Shyness is a discomfort often accompanied by avoidance that interferes with personal relationships. It is characterized by excessive self-focus on one’s thoughts, feelings and physical reactions. Severely shy children may avoid situations where they feel others will view them critically. They fear that others will make fun of any perceived flaw or mistake and subsequently find themselves withdrawing from situations until there is a certain level of comfort. Shyness may be accompanied by blushing, sweating, heart pounding or upset stomach. If excessive shyness persists, the person may continue to withdraw until they have few or no friends and a child may begin to avoid activities he or she finds pleasurable. Left untreated, shyness can lead to passivity, pessimism, and low self-esteem.

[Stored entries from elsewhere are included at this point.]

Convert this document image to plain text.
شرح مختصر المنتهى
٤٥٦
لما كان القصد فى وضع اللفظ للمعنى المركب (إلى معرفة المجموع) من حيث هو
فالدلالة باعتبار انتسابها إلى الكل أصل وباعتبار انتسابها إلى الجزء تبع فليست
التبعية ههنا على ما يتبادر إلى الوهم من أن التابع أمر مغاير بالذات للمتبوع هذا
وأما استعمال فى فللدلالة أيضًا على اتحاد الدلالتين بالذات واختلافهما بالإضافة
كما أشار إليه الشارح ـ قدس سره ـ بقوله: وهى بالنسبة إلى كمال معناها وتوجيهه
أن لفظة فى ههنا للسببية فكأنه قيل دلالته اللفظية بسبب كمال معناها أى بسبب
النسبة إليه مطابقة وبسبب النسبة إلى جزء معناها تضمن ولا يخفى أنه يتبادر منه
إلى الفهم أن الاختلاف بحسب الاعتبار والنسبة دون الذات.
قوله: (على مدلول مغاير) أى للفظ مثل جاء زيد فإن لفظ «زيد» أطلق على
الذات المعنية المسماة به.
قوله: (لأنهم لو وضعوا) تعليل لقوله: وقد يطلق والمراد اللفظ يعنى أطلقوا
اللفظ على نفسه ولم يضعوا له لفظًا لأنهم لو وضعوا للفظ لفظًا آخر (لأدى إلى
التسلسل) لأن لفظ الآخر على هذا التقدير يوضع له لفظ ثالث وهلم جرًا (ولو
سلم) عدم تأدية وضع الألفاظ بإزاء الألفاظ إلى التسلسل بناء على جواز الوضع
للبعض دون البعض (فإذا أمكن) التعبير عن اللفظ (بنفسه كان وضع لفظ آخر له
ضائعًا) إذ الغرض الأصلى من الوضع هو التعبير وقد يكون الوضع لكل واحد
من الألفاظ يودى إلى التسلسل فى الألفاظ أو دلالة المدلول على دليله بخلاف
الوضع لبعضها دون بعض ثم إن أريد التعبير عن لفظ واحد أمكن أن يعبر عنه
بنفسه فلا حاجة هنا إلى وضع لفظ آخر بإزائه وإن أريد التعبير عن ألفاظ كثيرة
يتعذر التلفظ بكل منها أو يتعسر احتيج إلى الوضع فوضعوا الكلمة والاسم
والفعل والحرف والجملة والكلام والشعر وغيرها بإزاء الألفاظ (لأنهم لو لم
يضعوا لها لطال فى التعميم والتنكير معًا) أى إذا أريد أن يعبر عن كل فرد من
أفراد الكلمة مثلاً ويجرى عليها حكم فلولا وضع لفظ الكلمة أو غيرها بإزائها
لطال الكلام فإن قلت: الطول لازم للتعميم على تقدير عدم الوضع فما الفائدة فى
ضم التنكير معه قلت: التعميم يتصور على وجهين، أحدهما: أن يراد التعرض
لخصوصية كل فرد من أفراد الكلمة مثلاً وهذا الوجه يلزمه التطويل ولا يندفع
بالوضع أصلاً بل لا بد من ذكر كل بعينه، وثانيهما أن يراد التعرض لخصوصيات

By adulthood, estimates range from 30 to 50% of the population who report chronic shyness in some aspect of their life that interferes with functioning. Shyness may result from many causes. These include a biological predisposition, stressful life events, shaming experiences, or highly critical environments.
Parents can help by showing empathy for the child’s emotions but also by communicating appropriate and clear expectations. Professional help is sometimes required and at Silber Psychological Services there are trained professionals to help children learn how to combat negative thoughts, role play challenging situations, and eventually tackle the situations where the child is experiencing difficulties. Group therapy can be a useful adjunct where the child gets to practice new skills in the context of a supportive environment led by a professional. As a result of treatment, especially social skills groups, the child has the opportunity to practice and develop adaptive interactions. Therapy is aimed at helping a child learn self-acceptance, assertive skills, and more positive appraisal of the actual situation.